Alerting

Basic alerting

Rules for offline agents, CPU/disk/mem thresholds, uptime and update-age with alert lifecycle status.

What this feature delivers

Alerting is designed to surface problems early without overwhelming operators. Instead of a noisy stream, you define signals that match your environment: availability, resource pressure, uptime drift and patch-age indicators. Alerts have a clear lifecycle (open, acknowledged, resolved) so teams can triage quickly and keep accountability visible.

Rule-based alerts

Alert rules let you translate platform telemetry into operational signals. Typical examples include offline agents, CPU/memory/disk/network thresholds, uptime drift and patch-age style indicators. The goal is simple: detect deviation early enough to respond before it becomes an incident.

Rules work best when they are aligned with how your estate behaves. Instead of setting extreme “red line” values, you can start with sensible thresholds, observe baselines, and then tighten over time.

Lifecycle & triage

Alerts use clear lifecycle states so teams can keep ownership visible: open when detected, acknowledged when someone takes it, and resolved when the issue is fixed. This structure reduces “alert limbo” and makes handovers easier.

Operational value

When lifecycle is consistent, you can measure response, track recurring issues, and identify where preventive remediation (patching, capacity, hardening) will reduce future noise.

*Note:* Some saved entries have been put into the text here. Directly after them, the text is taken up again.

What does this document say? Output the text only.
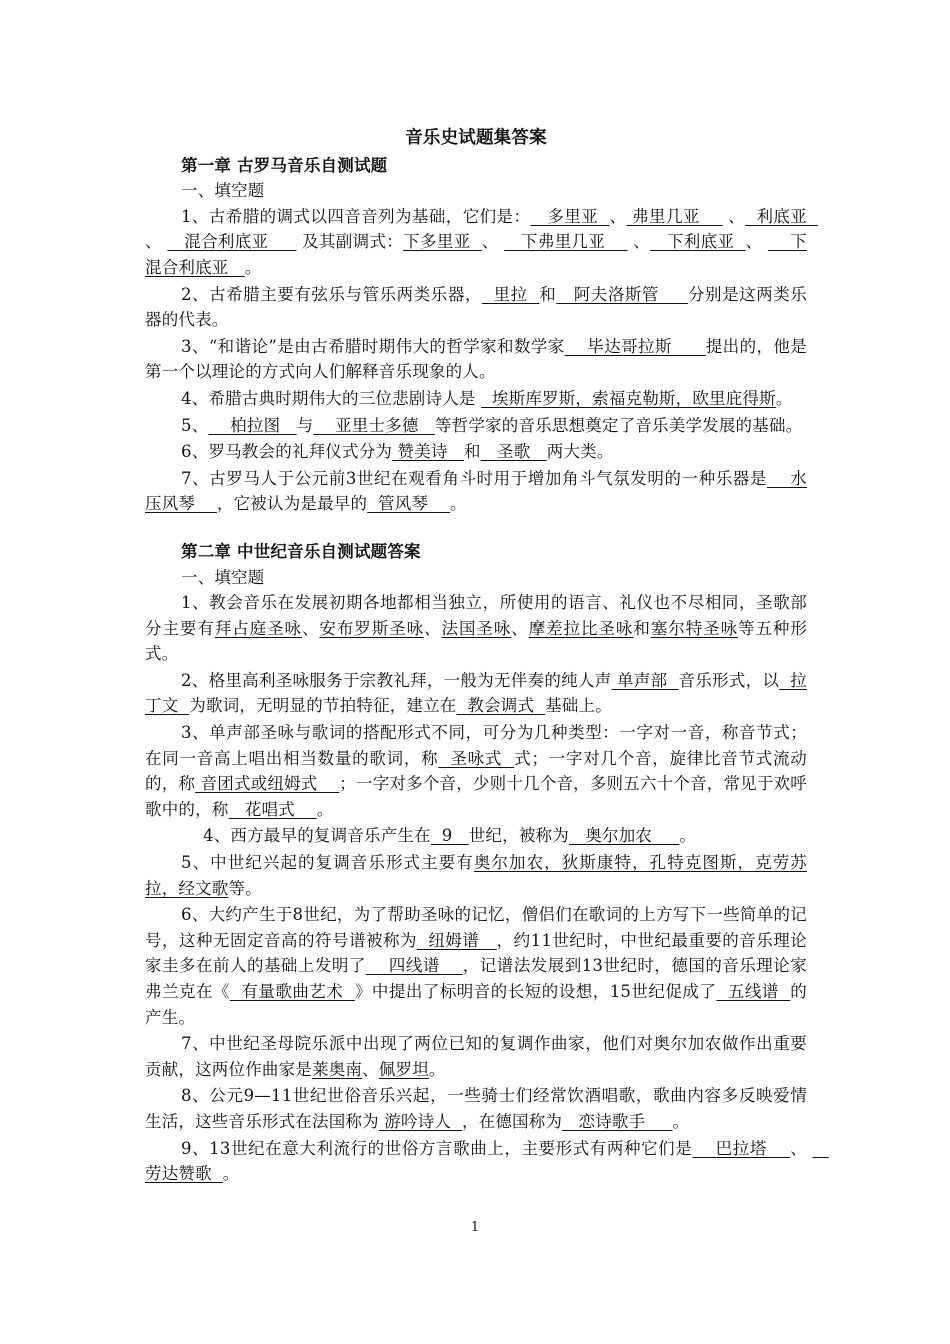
音乐史试题集答案
第一章 古罗马音乐自测试题
一、填空题

1、古希腊的调式以四音音列为基础，它们是：   多里亚  、 弗里几亚     、  利底亚  、    混合利底亚      及其副调式：下多里亚  、    下弗里几亚     、   下利底亚  、     下混合利底亚   。

2、古希腊主要有弦乐与管乐两类乐器，  里拉  和   阿夫洛斯管     分别是这两类乐器的代表。

3、“和谐论”是由古希腊时期伟大的哲学家和数学家    毕达哥拉斯      提出的，他是第一个以理论的方式向人们解释音乐现象的人。

4、希腊古典时期伟大的三位悲剧诗人是   埃斯库罗斯，索福克勒斯，欧里庇得斯。

5、    柏拉图   与    亚里士多德   等哲学家的音乐思想奠定了音乐美学发展的基础。

6、罗马教会的礼拜仪式分为 赞美诗   和   圣歌   两大类。

7、古罗马人于公元前3世纪在观看角斗时用于增加角斗气氛发明的一种乐器是    水压风琴    ，它被认为是最早的  管风琴    。

第二章 中世纪音乐自测试题答案
一、填空题

1、教会音乐在发展初期各地都相当独立，所使用的语言、礼仪也不尽相同，圣歌部分主要有拜占庭圣咏、安布罗斯圣咏、法国圣咏、摩差拉比圣咏和塞尔特圣咏等五种形式。

2、格里高利圣咏服务于宗教礼拜，一般为无伴奏的纯人声 单声部  音乐形式，以  拉丁文  为歌词，无明显的节拍特征，建立在  教会调式  基础上。

3、单声部圣咏与歌词的搭配形式不同，可分为几种类型：一字对一音，称音节式；在同一音高上唱出相当数量的歌词，称  圣咏式  式；一字对几个音，旋律比音节式流动的，称 音团式或纽姆式    ；一字对多个音，少则十几个音，多则五六十个音，常见于欢呼歌中的，称   花唱式    。

4、西方最早的复调音乐产生在  9   世纪，被称为   奥尔加农     。

5、中世纪兴起的复调音乐形式主要有奥尔加农，狄斯康特，孔特克图斯，克劳苏拉，经文歌等。

6、大约产生于8世纪，为了帮助圣咏的记忆，僧侣们在歌词的上方写下一些简单的记号，这种无固定音高的符号谱被称为  纽姆谱   ，约11世纪时，中世纪最重要的音乐理论家圭多在前人的基础上发明了    四线谱    ，记谱法发展到13世纪时，德国的音乐理论家弗兰克在《  有量歌曲艺术  》中提出了标明音的长短的设想，15世纪促成了  五线谱  的产生。

7、中世纪圣母院乐派中出现了两位已知的复调作曲家，他们对奥尔加农做作出重要贡献，这两位作曲家是莱奥南、佩罗坦。

8、公元9—11世纪世俗音乐兴起，一些骑士们经常饮酒唱歌，歌曲内容多反映爱情生活，这些音乐形式在法国称为 游吟诗人  ，在德国称为   恋诗歌手     。

9、13世纪在意大利流行的世俗方言歌曲上，主要形式有两种它们是    巴拉塔    、    劳达赞歌  。

1
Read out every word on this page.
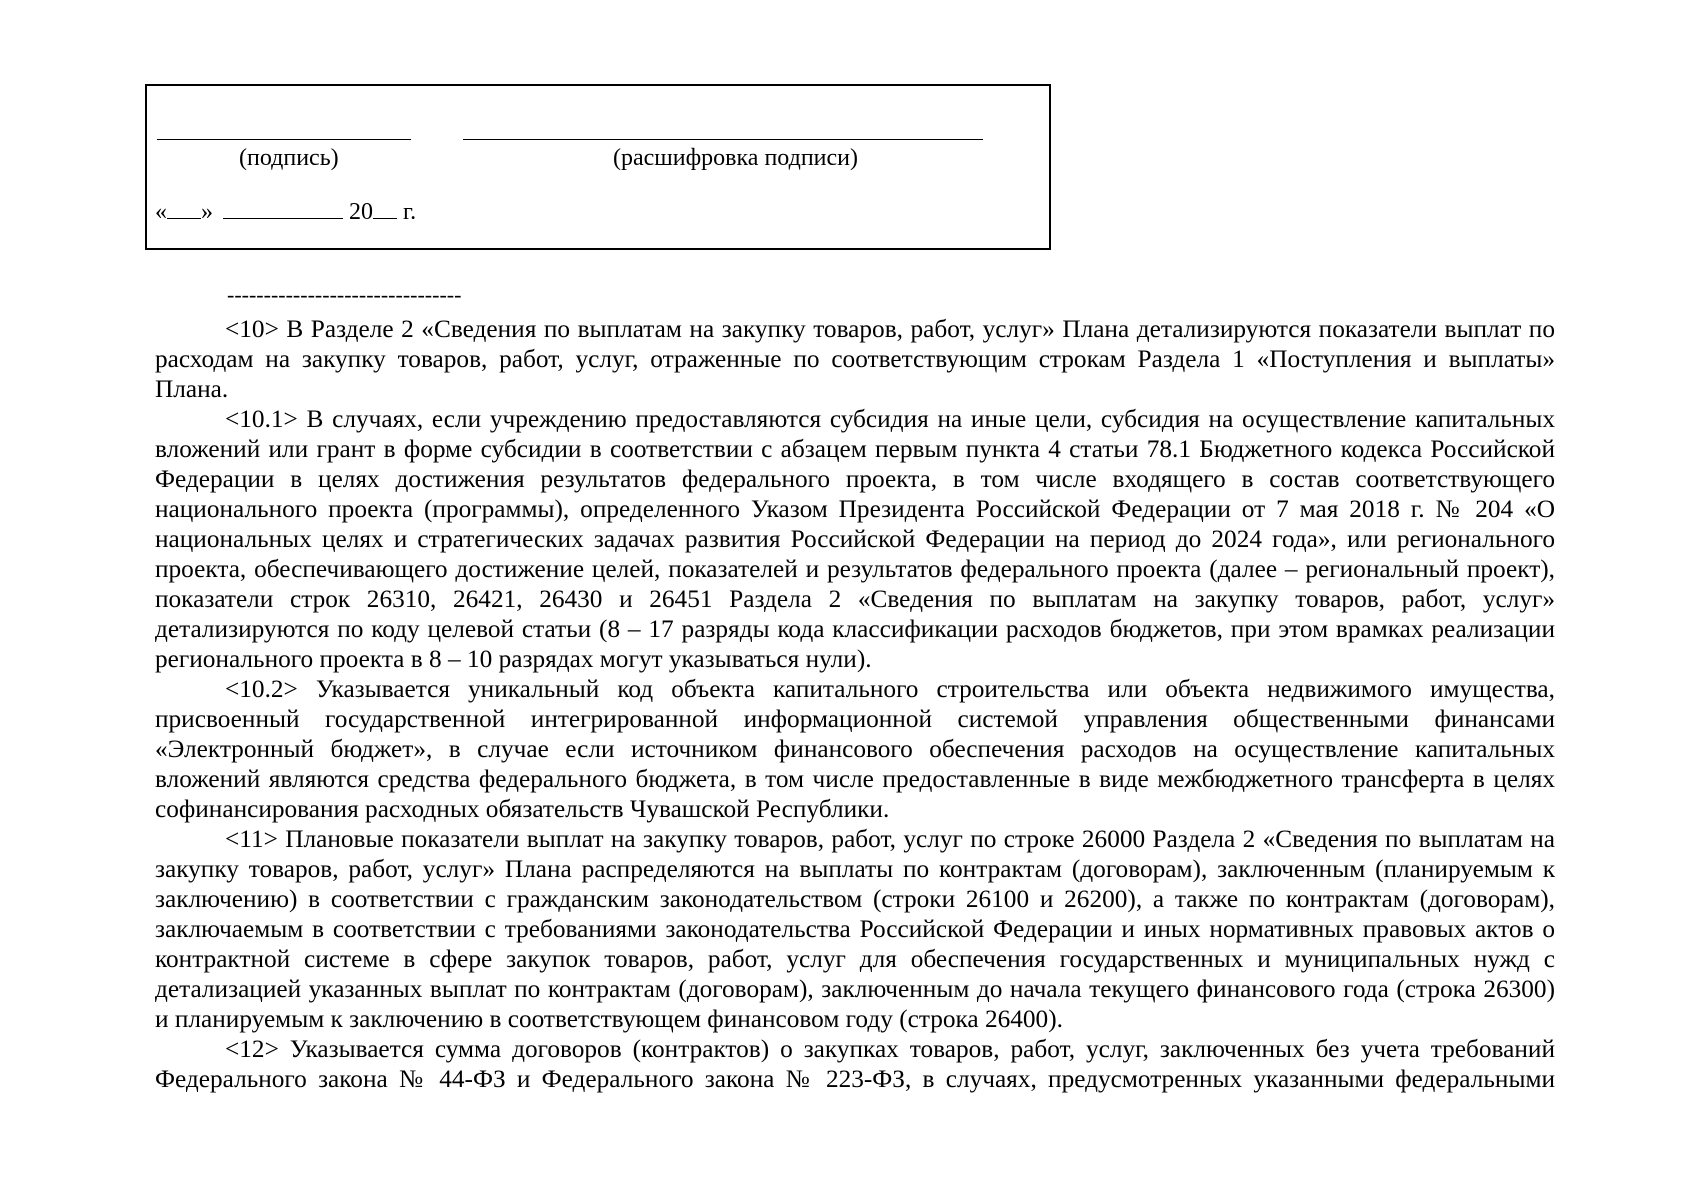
(подпись)	(расшифровка подписи)
« »	20 г.
--------------------------------

<10> В Разделе 2 «Сведения по выплатам на закупку товаров, работ, услуг» Плана детализируются показатели выплат по расходам на закупку товаров, работ, услуг, отраженные по соответствующим строкам Раздела 1 «Поступления и выплаты» Плана.

<10.1> В случаях, если учреждению предоставляются субсидия на иные цели, субсидия на осуществление капитальных вложений или грант в форме субсидии в соответствии с абзацем первым пункта 4 статьи 78.1 Бюджетного кодекса Российской Федерации в целях достижения результатов федерального проекта, в том числе входящего в состав соответствующего национального проекта (программы), определенного Указом Президента Российской Федерации от 7 мая 2018 г. № 204 «О национальных целях и стратегических задачах развития Российской Федерации на период до 2024 года», или регионального проекта, обеспечивающего достижение целей, показателей и результатов федерального проекта (далее – региональный проект), показатели строк 26310, 26421, 26430 и 26451 Раздела 2 «Сведения по выплатам на закупку товаров, работ, услуг» детализируются по коду целевой статьи (8 – 17 разряды кода классификации расходов бюджетов, при этом врамках реализации регионального проекта в 8 – 10 разрядах могут указываться нули).

<10.2> Указывается уникальный код объекта капитального строительства или объекта недвижимого имущества, присвоенный государственной интегрированной информационной системой управления общественными финансами «Электронный бюджет», в случае если источником финансового обеспечения расходов на осуществление капитальных вложений являются средства федерального бюджета, в том числе предоставленные в виде межбюджетного трансферта в целях софинансирования расходных обязательств Чувашской Республики.

<11> Плановые показатели выплат на закупку товаров, работ, услуг по строке 26000 Раздела 2 «Сведения по выплатам на закупку товаров, работ, услуг» Плана распределяются на выплаты по контрактам (договорам), заключенным (планируемым к заключению) в соответствии с гражданским законодательством (строки 26100 и 26200), а также по контрактам (договорам), заключаемым в соответствии с требованиями законодательства Российской Федерации и иных нормативных правовых актов о контрактной системе в сфере закупок товаров, работ, услуг для обеспечения государственных и муниципальных нужд с детализацией указанных выплат по контрактам (договорам), заключенным до начала текущего финансового года (строка 26300) и планируемым к заключению в соответствующем финансовом году (строка 26400).

<12> Указывается сумма договоров (контрактов) о закупках товаров, работ, услуг, заключенных без учета требований Федерального закона № 44-ФЗ и Федерального закона № 223-ФЗ, в случаях, предусмотренных указанными федеральными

Keep noise low and focus on actionable alerts.

Noise control

High-volume alerts are usually a symptom of missing guardrails. Practical ways to keep signal high are simple: choose thresholds that match real workloads, add short evaluation windows (avoid spikes), and suppress repeat alerts while an issue is already acknowledged.

Another effective approach is severity levels: informational signals (heads-up), warning (degraded) and critical (action now). That helps operators triage faster and prevents “everything is urgent” fatigue.

Routing & notifications

Alerting becomes much more useful when it reaches the right person at the right time. Many teams start with in-app triage and then expand to delivery channels such as email or chat (Teams/Slack/Telegram) for critical signals or after-hours escalation.

A solid next step is routing by scope: per tenant, by group/tag, or by system role (for example: database, web, domain controllers). That keeps ownership clear and avoids “who is handling this?” loops.

Context & correlation

Alerts are most actionable when they include context. Correlating an alert with inventory, recent changes, patch state, pending reboot, and current health metrics dramatically reduces time-to-diagnose.

What you can add next

If you want to extend alerting beyond “signal” into “guided response”, these additions typically deliver strong ROI:

  • Runbooks: attach suggested actions and checks per alert type.
  • Auto-remediation: optionally trigger a safe task after approvals/guards.
  • Maintenance windows: pause or downgrade non-critical alerts during patching.
  • Deduplication: group identical alerts across many hosts into one incident view.
  • SLO reporting: measure MTTA/MTTR per tenant/team and improve over time.